"Hast thou ever beholden a mother who would feed her infant thus?" Stepan asked the Captain, who looked as if his pipe had grown too hot for him; and the Captain knocked out his ash, and said, "Give me some cold whiskey."
"Lo, the moon is shining on the white peaks now, and the light will soon flow along the valleys. It is time for me to go," said Stepan, "and Allai will come with me. I have told the head-man what to do; but the men here are as nothing. Gentlemen, you are weary. The Lord give you good rest to-night, for to-morrow we must travel fast. I will bring every faithful son of the tribe, and meet you by noon at Karthlos."
CHAPTER LII STILL IN THE DARK
At midnight we stood by the door of the hut, and watched the broad bulk of Stepan, and the slender slip of Allai, sliding away into white breath among the black jaws of the mountains.
I thought that I had never seen so fair a night, so lovely, soft, and kindly, offering guidance of bright stars among the pale blandishments of the moon, opening avenues of lofty hope, compassionate to mortals. With such glory full in view, and the grandeur of unknown realms beyond, how could any of those, who have so short a time to dwell below, spend it, or spare a moment of it, in the trivial worm-casts of rank and money, which cannot even slime the scythe of death?

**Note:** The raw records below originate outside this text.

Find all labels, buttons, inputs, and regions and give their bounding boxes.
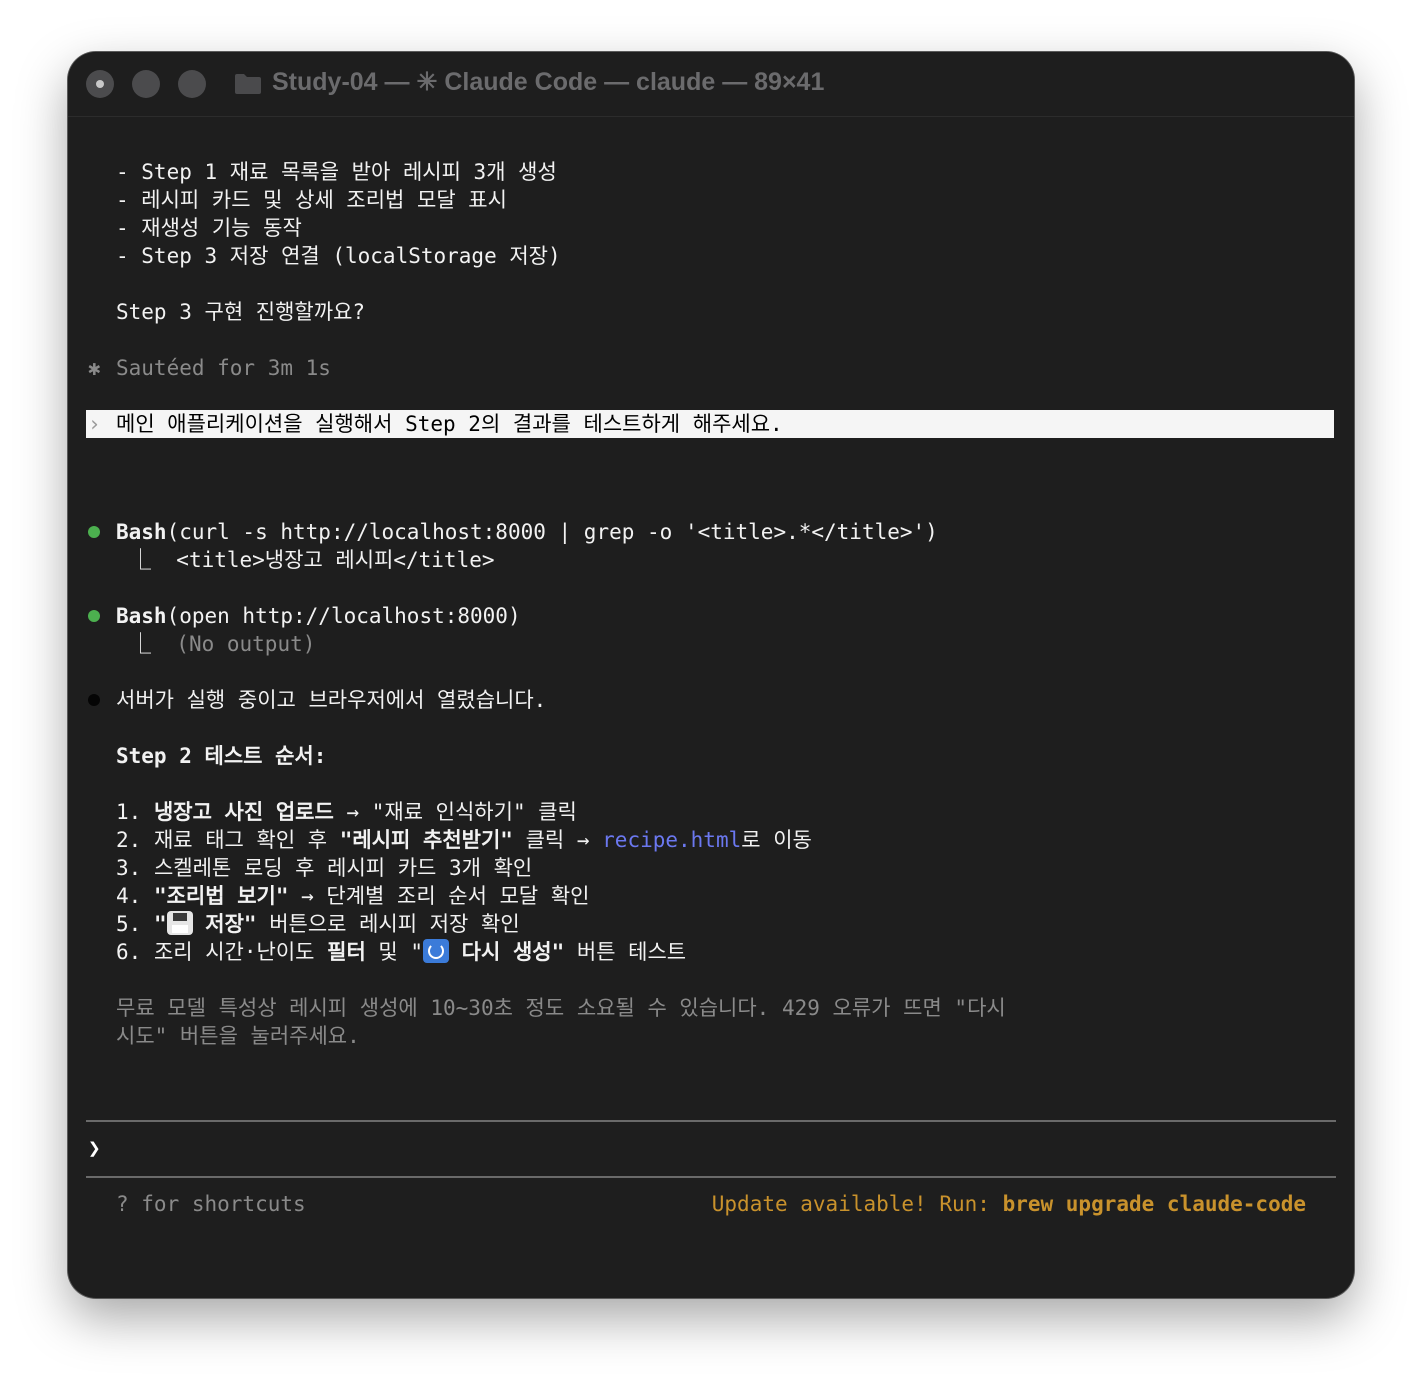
input-bottom-divider bbox=[86, 1176, 1336, 1178]
tool-call: Bash(curl -s http://localhost:8000 | gre… bbox=[116, 518, 938, 546]
step-bold: " bbox=[153, 912, 167, 936]
step-bold: 다시 생성" bbox=[449, 940, 565, 964]
step-bold: 필터 bbox=[327, 940, 366, 964]
step-text: 버튼으로 레시피 저장 확인 bbox=[256, 912, 520, 936]
window-title: Study-04 — ✳ Claude Code — claude — 89×4… bbox=[272, 68, 825, 96]
step-text: → "재료 인식하기" 클릭 bbox=[333, 800, 577, 824]
result-prefix-icon: ⎿ bbox=[130, 632, 151, 656]
step-number: 2. bbox=[116, 828, 142, 852]
summary-line: - Step 3 저장 연결 (localStorage 저장) bbox=[116, 244, 561, 268]
tool-result: ⎿ (No output) bbox=[130, 630, 315, 658]
response-heading: Step 2 테스트 순서: bbox=[116, 744, 327, 768]
step-text: 로 이동 bbox=[741, 828, 812, 852]
step-number: 4. bbox=[116, 884, 142, 908]
refresh-icon bbox=[423, 939, 450, 963]
user-message-text: 메인 애플리케이션을 실행해서 Step 2의 결과를 테스트하게 해주세요. bbox=[116, 412, 783, 436]
asterisk-icon: ✱ bbox=[88, 356, 101, 380]
step-item: 1. 냉장고 사진 업로드 → "재료 인식하기" 클릭 bbox=[116, 798, 577, 826]
tool-call: Bash(open http://localhost:8000) bbox=[116, 602, 521, 630]
step-bold: 냉장고 사진 업로드 bbox=[153, 800, 334, 824]
tool-result-text: (No output) bbox=[176, 632, 316, 656]
step-text: 스켈레톤 로딩 후 레시피 카드 3개 확인 bbox=[153, 856, 533, 880]
update-text: Update available! Run: bbox=[711, 1192, 1003, 1216]
step-text: 재료 태그 확인 후 bbox=[153, 828, 340, 852]
step-text: 클릭 → bbox=[512, 828, 603, 852]
step-number: 3. bbox=[116, 856, 142, 880]
user-message: › 메인 애플리케이션을 실행해서 Step 2의 결과를 테스트하게 해주세요… bbox=[86, 410, 1334, 438]
note-line: 무료 모델 특성상 레시피 생성에 10~30초 정도 소요될 수 있습니다. … bbox=[116, 996, 1006, 1020]
note-line: 시도" 버튼을 눌러주세요. bbox=[116, 1024, 360, 1048]
step-bold: "레시피 추천받기" bbox=[339, 828, 513, 852]
step-item: 4. "조리법 보기" → 단계별 조리 순서 모달 확인 bbox=[116, 882, 590, 910]
tool-status-dot bbox=[88, 610, 100, 622]
update-notice: Update available! Run: brew upgrade clau… bbox=[712, 1190, 1306, 1218]
step-item: 6. 조리 시간·난이도 필터 및 " 다시 생성" 버튼 테스트 bbox=[116, 938, 686, 966]
chevron-right-icon: › bbox=[88, 412, 101, 436]
summary-line: - 재생성 기능 동작 bbox=[116, 216, 302, 240]
floppy-disk-icon bbox=[166, 911, 193, 935]
response-intro: 서버가 실행 중이고 브라우저에서 열렸습니다. bbox=[116, 688, 547, 712]
tool-name: Bash bbox=[116, 604, 167, 628]
step-number: 5. bbox=[116, 912, 142, 936]
title-bar: Study-04 — ✳ Claude Code — claude — 89×4… bbox=[68, 52, 1354, 117]
step-item: 3. 스켈레톤 로딩 후 레시피 카드 3개 확인 bbox=[116, 854, 532, 882]
recipe-link[interactable]: recipe.html bbox=[602, 828, 741, 852]
minimize-button[interactable] bbox=[132, 70, 160, 98]
summary-line: - Step 1 재료 목록을 받아 레시피 3개 생성 bbox=[116, 160, 557, 184]
step-bold: 저장" bbox=[192, 912, 257, 936]
step-text: 버튼 테스트 bbox=[564, 940, 687, 964]
tool-args: (curl -s http://localhost:8000 | grep -o… bbox=[166, 520, 938, 544]
maximize-button[interactable] bbox=[178, 70, 206, 98]
prompt-input[interactable]: ❯ bbox=[88, 1134, 101, 1162]
result-prefix-icon: ⎿ bbox=[130, 548, 151, 572]
terminal-content: - Step 1 재료 목록을 받아 레시피 3개 생성 - 레시피 카드 및 … bbox=[68, 116, 1354, 1298]
update-command: brew upgrade claude-code bbox=[1002, 1192, 1306, 1216]
input-top-divider bbox=[86, 1120, 1336, 1122]
terminal-window: Study-04 — ✳ Claude Code — claude — 89×4… bbox=[68, 52, 1354, 1298]
step-number: 1. bbox=[116, 800, 142, 824]
summary-line: - 레시피 카드 및 상세 조리법 모달 표시 bbox=[116, 188, 507, 212]
step-text: → 단계별 조리 순서 모달 확인 bbox=[288, 884, 590, 908]
step-number: 6. bbox=[116, 940, 142, 964]
step-item: 2. 재료 태그 확인 후 "레시피 추천받기" 클릭 → recipe.htm… bbox=[116, 826, 812, 854]
step-bold: "조리법 보기" bbox=[153, 884, 289, 908]
tool-args: (open http://localhost:8000) bbox=[166, 604, 521, 628]
folder-icon bbox=[235, 74, 261, 94]
tool-status-dot bbox=[88, 526, 100, 538]
response-dot bbox=[88, 694, 100, 706]
close-button[interactable] bbox=[86, 70, 114, 98]
question-line: Step 3 구현 진행할까요? bbox=[116, 300, 366, 324]
step-text: 조리 시간·난이도 bbox=[153, 940, 328, 964]
tool-result: ⎿ <title>냉장고 레시피</title> bbox=[130, 546, 495, 574]
tool-result-text: <title>냉장고 레시피</title> bbox=[176, 548, 495, 572]
step-item: 5. " 저장" 버튼으로 레시피 저장 확인 bbox=[116, 910, 520, 938]
status-text: Sautéed for 3m 1s bbox=[116, 356, 331, 380]
step-text: 및 " bbox=[365, 940, 424, 964]
shortcuts-hint: ? for shortcuts bbox=[116, 1192, 306, 1216]
tool-name: Bash bbox=[116, 520, 167, 544]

If Farmer Ticknor had been with us—that Ticknor, I mean, who had proved himself so trenchant a Micaiah to the Official Zedekiah—perhaps we might not have entered into this rapturous view of the heavens. Or perhaps it was that we required a lesson. But whatever the explanation is, the fact came far in front of it. When we tried to get up in the morning, there was nothing to get up by except time, who sheds no light, but spends the better part of himself in quenching it. Laden as we were with sleep, whose freight we had not yet discharged, we said to one another that a special relief was granted us. It was manifest that human skill in the record of time had been overruled; the Powers that govern day and night could not be set at nought by watchmakers. We blew out the matches we had struck, and rolled on our backs for another snooze, submissive to the will of Heaven.
How far we might have prolonged our snores, we never grew wide enough awake to say. But the soft folds of darkness fell around us still, and we closed our eyes beneath them, as a child submits to the kisses of his mother. Then a mighty bellow, and a cackle, and a stamping, and a shovelful of cold slush thrown into our faces made all of us jump up, and stare about, and splutter, and every one swear, except, as I heartily hope, myself.